Deep Learning NLP Portfolio | LSTM, TF-IDF & PPMI

Mathematical Foundations

Core algorithms and formulas implemented from mathematical principles

TF-IDF Vectorization

Term Frequency-Inverse Document Frequency transforms text into numerical vectors for similarity analysis.

Term Frequency (TF) $$\text{TF}(t, d) = \log_{10}(\text{count}(t, d) + 1)$$

Inverse Document Frequency (IDF) $$\text{IDF}(t) = \log_{10}\left(\frac{N}{df_t}\right)$$

where $N$ = total documents, $df_t$ = documents containing term $t$

TF-IDF Weight $$\text{TF-IDF}(t, d) = \text{TF}(t, d) \times \text{IDF}(t)$$

Cosine Similarity $$\cos(\theta) = \frac{\mathbf{A} \cdot \mathbf{B}}{\|\mathbf{A}\| \|\mathbf{B}\|} = \frac{\sum_{i=1}^{n} A_i B_i}{\sqrt{\sum_{i=1}^{n} A_i^2} \sqrt{\sum_{i=1}^{n} B_i^2}}$$

Positive Pointwise Mutual Information

PPMI measures word association strength based on co-occurrence probabilities.

Pointwise Mutual Information (PMI) $$\text{PMI}(x, y) = \log_2\left(\frac{p(x, y)}{p(x) \cdot p(y)}\right)$$

Positive PMI $$\text{PPMI}(x, y) = \max(\text{PMI}(x, y), 0)$$

Probability Estimates $$p(x) = \frac{\text{count}(x)}{\text{total\_words}}, \quad p(x, y) = \frac{\text{count}(x, y)}{\text{total\_pairs}}$$

LSTM Neural Network Architecture

Deep learning model for sequence labeling using Long Short-Term Memory networks.

LSTM Cell Operations $$f_t = \sigma(W_f \cdot [h_{t-1}, x_t] + b_f) \quad \text{(Forget Gate)}$$ $$i_t = \sigma(W_i \cdot [h_{t-1}, x_t] + b_i) \quad \text{(Input Gate)}$$ $$\tilde{C}_t = \tanh(W_C \cdot [h_{t-1}, x_t] + b_C) \quad \text{(Candidate)}$$ $$C_t = f_t \odot C_{t-1} + i_t \odot \tilde{C}_t \quad \text{(Cell State)}$$ $$o_t = \sigma(W_o \cdot [h_{t-1}, x_t] + b_o) \quad \text{(Output Gate)}$$ $$h_t = o_t \odot \tanh(C_t) \quad \text{(Hidden State)}$$

Loss Function (Categorical Cross-Entropy) $$\mathcal{L} = -\frac{1}{N}\sum_{i=1}^{N}\sum_{j=1}^{C} y_{ij} \log(\hat{y}_{ij})$$

TF-IDF Semantic Similarity

Custom vectorizer implementation on CoNLL2003 corpus

Documents Processed

1,000

CoNLL2003 samples

Vocabulary Size

5,847

Unique tokens

Feature Space

1000×5847

Matrix dimensions

Sentence A	Sentence B	Cosine Similarity	Analysis
"I love football"	"I do not love football"	0.7854	High lexical overlap despite semantic negation
"I follow cricket"	"I follow baseball"	0.8944	Semantically similar with shared structure

Technical Insight

While TF-IDF effectively captures lexical similarity, it struggles with semantic nuances like negation.
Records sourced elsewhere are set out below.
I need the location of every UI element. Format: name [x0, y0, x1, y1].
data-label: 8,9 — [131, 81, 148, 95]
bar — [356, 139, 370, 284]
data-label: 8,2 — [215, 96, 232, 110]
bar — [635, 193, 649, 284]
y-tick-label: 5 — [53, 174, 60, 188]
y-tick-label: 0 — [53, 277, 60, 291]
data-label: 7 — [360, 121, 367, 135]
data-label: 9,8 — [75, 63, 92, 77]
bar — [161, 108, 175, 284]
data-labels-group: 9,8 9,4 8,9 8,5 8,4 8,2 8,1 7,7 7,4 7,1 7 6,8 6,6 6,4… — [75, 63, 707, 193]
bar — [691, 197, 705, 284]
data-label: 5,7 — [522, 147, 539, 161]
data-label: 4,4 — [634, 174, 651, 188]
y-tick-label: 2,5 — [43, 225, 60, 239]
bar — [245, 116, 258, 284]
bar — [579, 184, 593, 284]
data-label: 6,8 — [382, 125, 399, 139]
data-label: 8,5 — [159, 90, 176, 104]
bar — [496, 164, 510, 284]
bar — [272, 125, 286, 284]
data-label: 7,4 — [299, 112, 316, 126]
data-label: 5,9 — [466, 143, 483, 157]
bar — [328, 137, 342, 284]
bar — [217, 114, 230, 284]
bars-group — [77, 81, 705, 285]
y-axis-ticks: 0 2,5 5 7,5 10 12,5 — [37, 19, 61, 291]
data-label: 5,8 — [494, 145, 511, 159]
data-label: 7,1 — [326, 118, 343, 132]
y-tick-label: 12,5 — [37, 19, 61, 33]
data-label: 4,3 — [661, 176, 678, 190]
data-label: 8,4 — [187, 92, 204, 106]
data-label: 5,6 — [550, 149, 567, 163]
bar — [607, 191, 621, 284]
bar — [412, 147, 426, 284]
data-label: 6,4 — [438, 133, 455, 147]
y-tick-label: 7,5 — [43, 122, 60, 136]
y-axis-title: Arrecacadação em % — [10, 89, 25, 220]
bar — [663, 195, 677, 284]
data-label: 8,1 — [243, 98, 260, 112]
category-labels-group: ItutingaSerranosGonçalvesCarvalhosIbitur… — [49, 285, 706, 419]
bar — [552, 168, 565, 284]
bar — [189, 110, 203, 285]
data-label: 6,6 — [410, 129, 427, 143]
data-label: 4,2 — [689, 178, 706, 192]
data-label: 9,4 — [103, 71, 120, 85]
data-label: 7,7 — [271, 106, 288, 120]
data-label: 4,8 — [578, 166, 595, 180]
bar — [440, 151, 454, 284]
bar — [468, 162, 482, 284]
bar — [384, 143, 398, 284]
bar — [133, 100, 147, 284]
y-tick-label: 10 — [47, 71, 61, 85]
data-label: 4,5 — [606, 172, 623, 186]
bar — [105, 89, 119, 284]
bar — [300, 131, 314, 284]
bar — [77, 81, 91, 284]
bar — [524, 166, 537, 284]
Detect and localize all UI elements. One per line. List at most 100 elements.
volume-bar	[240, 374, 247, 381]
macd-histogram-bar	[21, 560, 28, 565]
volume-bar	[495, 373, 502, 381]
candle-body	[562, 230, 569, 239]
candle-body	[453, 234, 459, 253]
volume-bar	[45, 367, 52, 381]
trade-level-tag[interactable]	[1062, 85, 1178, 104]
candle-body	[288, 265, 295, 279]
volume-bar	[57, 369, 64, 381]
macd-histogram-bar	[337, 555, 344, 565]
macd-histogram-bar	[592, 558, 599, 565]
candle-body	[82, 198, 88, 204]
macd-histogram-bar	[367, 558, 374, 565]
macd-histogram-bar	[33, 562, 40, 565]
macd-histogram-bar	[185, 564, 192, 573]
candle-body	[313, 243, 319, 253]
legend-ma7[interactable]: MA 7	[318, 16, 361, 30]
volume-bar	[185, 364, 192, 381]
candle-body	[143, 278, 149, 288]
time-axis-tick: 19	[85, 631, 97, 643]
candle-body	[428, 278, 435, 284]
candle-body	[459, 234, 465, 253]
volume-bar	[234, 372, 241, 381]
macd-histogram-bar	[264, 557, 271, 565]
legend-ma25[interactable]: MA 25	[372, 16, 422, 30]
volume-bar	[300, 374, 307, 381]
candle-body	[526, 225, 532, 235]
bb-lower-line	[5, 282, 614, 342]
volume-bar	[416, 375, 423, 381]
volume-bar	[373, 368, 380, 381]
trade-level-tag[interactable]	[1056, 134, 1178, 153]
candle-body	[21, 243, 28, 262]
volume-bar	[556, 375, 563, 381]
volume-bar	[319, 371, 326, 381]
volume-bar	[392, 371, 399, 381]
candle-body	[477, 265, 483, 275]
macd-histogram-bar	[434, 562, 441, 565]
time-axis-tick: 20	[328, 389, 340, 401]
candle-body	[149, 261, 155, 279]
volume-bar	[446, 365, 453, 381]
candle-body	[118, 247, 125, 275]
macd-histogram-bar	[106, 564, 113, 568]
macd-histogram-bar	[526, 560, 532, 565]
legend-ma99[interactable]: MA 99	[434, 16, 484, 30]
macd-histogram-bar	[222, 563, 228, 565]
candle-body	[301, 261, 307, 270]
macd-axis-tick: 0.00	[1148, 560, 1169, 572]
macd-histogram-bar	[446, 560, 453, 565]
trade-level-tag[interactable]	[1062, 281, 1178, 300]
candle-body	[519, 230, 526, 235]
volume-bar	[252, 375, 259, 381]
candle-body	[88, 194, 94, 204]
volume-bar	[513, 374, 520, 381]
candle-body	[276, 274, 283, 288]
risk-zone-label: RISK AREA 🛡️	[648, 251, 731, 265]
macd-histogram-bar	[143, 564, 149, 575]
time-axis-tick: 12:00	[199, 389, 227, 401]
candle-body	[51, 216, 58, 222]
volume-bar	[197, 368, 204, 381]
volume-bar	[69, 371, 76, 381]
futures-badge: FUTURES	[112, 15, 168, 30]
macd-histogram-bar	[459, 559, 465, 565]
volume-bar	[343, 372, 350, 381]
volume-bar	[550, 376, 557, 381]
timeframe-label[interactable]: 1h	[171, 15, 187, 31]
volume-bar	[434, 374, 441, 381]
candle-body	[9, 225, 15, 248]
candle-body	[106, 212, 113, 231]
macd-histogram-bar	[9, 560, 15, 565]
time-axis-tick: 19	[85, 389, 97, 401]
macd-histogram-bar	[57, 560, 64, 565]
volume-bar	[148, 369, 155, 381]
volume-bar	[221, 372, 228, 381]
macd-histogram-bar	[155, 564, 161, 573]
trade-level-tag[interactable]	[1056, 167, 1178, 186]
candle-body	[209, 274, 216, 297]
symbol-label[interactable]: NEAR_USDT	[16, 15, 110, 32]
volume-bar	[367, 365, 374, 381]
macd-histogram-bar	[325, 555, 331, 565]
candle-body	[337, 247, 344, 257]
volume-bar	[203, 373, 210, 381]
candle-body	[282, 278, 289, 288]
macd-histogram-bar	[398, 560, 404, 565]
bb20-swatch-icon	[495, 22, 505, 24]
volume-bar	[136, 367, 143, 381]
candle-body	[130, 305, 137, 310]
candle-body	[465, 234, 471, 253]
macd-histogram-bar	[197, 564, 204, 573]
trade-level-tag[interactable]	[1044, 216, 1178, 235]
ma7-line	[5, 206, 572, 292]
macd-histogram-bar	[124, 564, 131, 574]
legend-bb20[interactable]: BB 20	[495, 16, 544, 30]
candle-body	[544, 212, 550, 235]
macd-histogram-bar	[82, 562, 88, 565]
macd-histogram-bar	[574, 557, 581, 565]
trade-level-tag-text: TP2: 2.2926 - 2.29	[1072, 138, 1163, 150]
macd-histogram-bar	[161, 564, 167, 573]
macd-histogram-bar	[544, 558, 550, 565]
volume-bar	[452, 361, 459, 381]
The high similarity (0.7854) between "I love football" and "I do not love football" demonstrates this limitation—both sentences share most words despite opposite meanings. Modern approaches like BERT embeddings or contextualized representations provide better semantic understanding.

Word Association Analysis

Discovering meaningful collocations through PPMI

Simple Sequence Example

words = ['a', 'b', 'a', 'c']

Top Word Associations:

(a, b): 0.5850
(b, a): 0.5850
(a, c): 0.5850

Natural Text Example

"the cat sat on the mat
 the dog sat on the log"
                        

Strongest Associations:

(cat, sat): 1.2630
(dog, sat): 1.2630
(on, the): 0.8451
(sat, on): 0.8451

Applications in Production

PPMI is invaluable for enterprise NLP tasks: Collocation Detection identifies meaningful phrases like "strong coffee" vs "powerful coffee"; Feature Engineering creates word association features for ML models; Semantic Similarity builds word embedding spaces; Information Extraction finds domain-specific terminology patterns in specialized corpora.

Named Entity Recognition

Deep learning model performance on CoNLL2003 benchmark

Accuracy

94.2%

Token classification

Precision

87.5%

Macro-averaged

Recall

85.8%